The absence of the Be-200 was a major disappointment at a generally lacklustre Hydroaviation show at Gelendzhik on Russia's Black Sea coast from 30 June to 5 July.
The Tagenrog-based manufacturer, which is part of Sukhoi Aviation-Military Industrial Complex, has been plagued with funding difficulties. The prototype Be-200 was rolled out in September 1996 and was scheduled to make its maiden flight the following year. It took until August 1997 for the partners to obtain the finance just to pay for the Progress D-436TP turbofans - and the financial pressures do not appear to have eased.

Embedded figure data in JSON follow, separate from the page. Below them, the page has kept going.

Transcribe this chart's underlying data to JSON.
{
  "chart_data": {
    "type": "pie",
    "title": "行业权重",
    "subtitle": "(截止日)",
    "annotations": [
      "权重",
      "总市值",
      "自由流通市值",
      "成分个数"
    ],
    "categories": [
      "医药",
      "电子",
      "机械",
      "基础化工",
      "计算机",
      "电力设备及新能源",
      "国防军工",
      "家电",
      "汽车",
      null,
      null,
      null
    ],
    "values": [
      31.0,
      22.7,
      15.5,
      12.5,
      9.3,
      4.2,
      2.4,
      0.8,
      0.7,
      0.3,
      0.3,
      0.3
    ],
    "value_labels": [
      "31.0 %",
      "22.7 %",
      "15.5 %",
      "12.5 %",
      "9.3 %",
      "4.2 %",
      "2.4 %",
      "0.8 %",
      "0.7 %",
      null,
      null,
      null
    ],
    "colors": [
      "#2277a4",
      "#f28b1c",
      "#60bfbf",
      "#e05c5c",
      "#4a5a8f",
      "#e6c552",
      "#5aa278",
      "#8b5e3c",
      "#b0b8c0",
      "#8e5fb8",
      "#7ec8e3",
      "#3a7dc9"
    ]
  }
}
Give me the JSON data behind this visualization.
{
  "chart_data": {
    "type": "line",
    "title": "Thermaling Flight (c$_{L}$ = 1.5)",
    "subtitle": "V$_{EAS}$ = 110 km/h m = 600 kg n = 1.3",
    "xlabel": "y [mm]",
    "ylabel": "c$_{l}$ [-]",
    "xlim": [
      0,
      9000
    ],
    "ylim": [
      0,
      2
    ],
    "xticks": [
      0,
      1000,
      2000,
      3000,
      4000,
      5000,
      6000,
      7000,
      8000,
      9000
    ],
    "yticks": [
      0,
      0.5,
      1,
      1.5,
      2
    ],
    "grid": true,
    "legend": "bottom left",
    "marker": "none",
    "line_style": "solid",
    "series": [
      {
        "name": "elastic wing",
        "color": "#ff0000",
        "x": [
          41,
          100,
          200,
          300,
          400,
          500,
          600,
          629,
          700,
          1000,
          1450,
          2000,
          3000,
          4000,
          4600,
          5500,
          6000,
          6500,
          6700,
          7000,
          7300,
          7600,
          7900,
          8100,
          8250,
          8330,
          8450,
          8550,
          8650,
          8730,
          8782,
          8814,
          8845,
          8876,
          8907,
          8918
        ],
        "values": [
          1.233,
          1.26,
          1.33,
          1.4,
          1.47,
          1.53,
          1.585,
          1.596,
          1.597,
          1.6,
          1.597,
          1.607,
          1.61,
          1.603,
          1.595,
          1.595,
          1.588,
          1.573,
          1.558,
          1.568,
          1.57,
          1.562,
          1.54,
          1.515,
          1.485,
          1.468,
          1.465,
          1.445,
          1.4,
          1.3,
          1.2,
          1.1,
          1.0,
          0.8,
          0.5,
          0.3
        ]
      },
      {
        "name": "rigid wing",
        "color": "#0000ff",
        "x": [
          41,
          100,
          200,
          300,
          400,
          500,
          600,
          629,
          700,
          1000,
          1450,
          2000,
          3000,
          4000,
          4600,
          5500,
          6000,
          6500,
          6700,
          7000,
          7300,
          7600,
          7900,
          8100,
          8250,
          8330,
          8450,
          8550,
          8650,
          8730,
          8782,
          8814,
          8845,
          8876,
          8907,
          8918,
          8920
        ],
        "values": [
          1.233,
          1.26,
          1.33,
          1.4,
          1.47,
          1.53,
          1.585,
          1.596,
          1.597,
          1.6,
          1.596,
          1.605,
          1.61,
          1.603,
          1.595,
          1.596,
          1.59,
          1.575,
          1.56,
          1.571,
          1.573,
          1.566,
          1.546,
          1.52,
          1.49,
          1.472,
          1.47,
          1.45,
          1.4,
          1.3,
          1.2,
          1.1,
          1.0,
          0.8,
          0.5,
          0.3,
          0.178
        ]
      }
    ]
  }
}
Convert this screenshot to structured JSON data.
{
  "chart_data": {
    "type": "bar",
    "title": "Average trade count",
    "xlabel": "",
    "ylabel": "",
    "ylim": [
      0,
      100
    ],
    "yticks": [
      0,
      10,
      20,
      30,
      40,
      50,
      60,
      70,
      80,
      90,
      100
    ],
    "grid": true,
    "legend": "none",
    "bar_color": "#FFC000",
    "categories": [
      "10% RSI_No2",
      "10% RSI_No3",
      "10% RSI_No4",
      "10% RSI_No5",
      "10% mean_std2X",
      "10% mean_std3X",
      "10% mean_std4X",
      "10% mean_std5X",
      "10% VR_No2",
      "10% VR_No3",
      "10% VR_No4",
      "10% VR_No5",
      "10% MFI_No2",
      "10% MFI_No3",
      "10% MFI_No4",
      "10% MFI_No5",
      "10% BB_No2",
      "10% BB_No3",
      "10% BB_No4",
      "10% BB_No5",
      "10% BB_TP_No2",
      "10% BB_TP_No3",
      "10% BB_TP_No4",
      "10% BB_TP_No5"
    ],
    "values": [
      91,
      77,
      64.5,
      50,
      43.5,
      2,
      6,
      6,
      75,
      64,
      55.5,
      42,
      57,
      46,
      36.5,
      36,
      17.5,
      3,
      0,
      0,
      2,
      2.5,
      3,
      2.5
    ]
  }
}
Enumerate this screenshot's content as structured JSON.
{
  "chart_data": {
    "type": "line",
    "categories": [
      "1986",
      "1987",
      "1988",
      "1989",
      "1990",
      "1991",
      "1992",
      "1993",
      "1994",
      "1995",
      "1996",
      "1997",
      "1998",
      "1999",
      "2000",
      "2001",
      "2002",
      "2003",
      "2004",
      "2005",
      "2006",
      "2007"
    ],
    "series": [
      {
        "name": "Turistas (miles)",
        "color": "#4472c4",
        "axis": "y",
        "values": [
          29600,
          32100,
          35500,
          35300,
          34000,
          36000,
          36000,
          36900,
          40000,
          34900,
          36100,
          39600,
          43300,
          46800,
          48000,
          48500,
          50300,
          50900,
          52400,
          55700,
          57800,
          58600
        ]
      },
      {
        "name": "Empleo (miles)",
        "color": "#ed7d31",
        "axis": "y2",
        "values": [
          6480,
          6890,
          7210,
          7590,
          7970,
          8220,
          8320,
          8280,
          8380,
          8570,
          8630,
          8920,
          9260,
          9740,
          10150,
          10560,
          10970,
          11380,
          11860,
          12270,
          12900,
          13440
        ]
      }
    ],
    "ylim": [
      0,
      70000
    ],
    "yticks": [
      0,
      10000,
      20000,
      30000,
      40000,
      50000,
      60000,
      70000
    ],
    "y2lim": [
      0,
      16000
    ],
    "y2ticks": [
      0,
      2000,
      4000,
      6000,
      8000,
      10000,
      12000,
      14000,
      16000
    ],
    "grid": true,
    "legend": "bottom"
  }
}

"The money difficulties our industry is experiencing have caused substantial delays to our programme," says Beriev's general designer, Gennadi Panatov. "We had expected to achieve a first flight in May but we are still awaiting delivery of the systems from AlliedSignal. If we had received the system even by early June, the Be-200 would have flown at the show."
AlliedSignal hit back saying it had delivered the digital avionics to the Russian consortium which is developing the Aria 200 integrated avionics suite for the aircraft.
"We are not responsible for the non-appearance of the Be-200 at the show," says the company.
Despite the non-appearance of the multi-role amphibian, the show played host to three other members of Beriev's line-up.
The modernised Be-128, dubbed the Be-12P-200, is acting as a testbed for the Be-200 avionics and was also demonstrated as a water bomber. Two Be-12Ps are already involved in firefighting in Siberia and Beriev reckons there are about 160 aircraft that could be modified to the new role.An A-40 twinjet was also on show while the Be-103 piston twin made its show debut.